Charles Blow recently dedicated an article to “The Complexities of James Comey,” seeking to square the circle that is the infamous FBI Director. And as Comey loomed larger and larger on the national horizon, I couldn’t help but try to do the same. Jim Comey may be Goliath-tall, but he’s David for Hillary and Donald. He’s hero and villain, brilliant and flawed and he shrugs, squints, and shortens himself before the camera, calls himself a coward. He quotes Shakespeare and himself, calling upon the past with the clarity and narrative of one watching it all play out again in front of him. “That was the last time I saw President Trump,” reads the epic conclusion of his written testimony, but have we seen Jim even once?
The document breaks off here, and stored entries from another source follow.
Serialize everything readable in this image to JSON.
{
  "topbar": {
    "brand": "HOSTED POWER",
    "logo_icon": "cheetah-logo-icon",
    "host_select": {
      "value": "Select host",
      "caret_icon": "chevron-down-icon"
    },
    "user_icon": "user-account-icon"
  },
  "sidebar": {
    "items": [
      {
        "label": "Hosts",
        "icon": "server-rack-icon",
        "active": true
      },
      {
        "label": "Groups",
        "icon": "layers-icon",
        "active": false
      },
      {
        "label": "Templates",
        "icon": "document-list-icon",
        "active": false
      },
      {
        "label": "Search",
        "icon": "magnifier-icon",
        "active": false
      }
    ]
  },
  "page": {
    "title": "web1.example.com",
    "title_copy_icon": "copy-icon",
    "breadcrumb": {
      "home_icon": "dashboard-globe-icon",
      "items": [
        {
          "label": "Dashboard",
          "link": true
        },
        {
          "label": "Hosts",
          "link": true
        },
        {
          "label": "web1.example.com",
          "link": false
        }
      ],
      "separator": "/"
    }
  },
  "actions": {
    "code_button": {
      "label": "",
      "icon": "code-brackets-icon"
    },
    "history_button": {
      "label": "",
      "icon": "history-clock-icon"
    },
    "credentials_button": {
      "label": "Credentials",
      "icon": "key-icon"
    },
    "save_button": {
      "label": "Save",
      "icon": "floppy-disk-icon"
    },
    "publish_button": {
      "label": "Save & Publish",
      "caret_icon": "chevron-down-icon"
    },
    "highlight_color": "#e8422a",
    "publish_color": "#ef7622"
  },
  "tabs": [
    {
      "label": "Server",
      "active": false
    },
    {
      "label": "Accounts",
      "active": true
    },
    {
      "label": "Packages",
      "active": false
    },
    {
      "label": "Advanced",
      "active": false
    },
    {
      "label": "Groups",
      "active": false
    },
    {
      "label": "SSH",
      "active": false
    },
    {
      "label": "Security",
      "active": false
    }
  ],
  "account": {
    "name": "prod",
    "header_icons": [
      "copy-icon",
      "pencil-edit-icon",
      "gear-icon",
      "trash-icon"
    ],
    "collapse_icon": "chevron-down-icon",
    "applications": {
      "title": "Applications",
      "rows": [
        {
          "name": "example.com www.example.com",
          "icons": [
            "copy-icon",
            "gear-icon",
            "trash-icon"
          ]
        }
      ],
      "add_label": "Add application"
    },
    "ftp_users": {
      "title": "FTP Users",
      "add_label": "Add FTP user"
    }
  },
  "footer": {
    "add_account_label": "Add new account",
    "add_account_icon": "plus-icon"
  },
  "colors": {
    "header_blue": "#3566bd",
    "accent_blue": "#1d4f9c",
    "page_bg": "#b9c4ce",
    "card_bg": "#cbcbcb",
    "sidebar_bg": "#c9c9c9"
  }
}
Who is the man (hiding) behind the navy curtain?

And, again, why do we care? Why are we doing this––analyzing and re-analyzing Comey’s intentions and psyche and significance? Over the past few months, Jim Comey has emerged out of relative obscurity to step into the limelight and beyond it. We have turned him into a rare breed of political figure: one who balloons with mystery and consequence until he’s risen above politics altogether, become so nearly mythological that you’d almost begin to question his corporeal existence entirely. Why did Prometheus steal the fire but while we’re at it, Why was Jim Comey fired at all? And why did he do that to Hillary?

To understand this perception of Comey, we must (unfortunately) look back to Donald Trump. Because the mythical mold with which we’ve cast Jim Comey is the same that we’ve used for Donald. And that’s why I miss him, I think. Jim Comey offered a blissful alternative to the analytic scrutiny with which we’ve addressed Donald Trump for so long. Since that October 28th letter to Congress we’ve been siphoning off energy from our efforts with Trump, powering our probing of Comey instead. I miss Comey because, like train crashes and other messy atrocities, Donald Trump is both fascinating and nauseating, and it’s nice to look away. But I also think I miss him because I’ve grown to need this kind of national narrative in my politics. Trump and Comey feed an addiction that we’ve been developing for decades––for entertainment without bounds, for spectacle without sphere or parameter.

Jim Comey’s sun is setting on that national horizon, but there are other celestial and political bodies to take his place. As we refocus those “vast analytic powers” on Donald Trump and other men-turned-mythological, we would do well to consider dimming them slightly. Deep down, we know that politics is not a game and that political figures are not characters to be interpreted for sport. In the real world, we must focus on protecting our “meddlesome priests” and fighting our Henry IIs. In the real world, there is no Shakespeare to blame for their fates.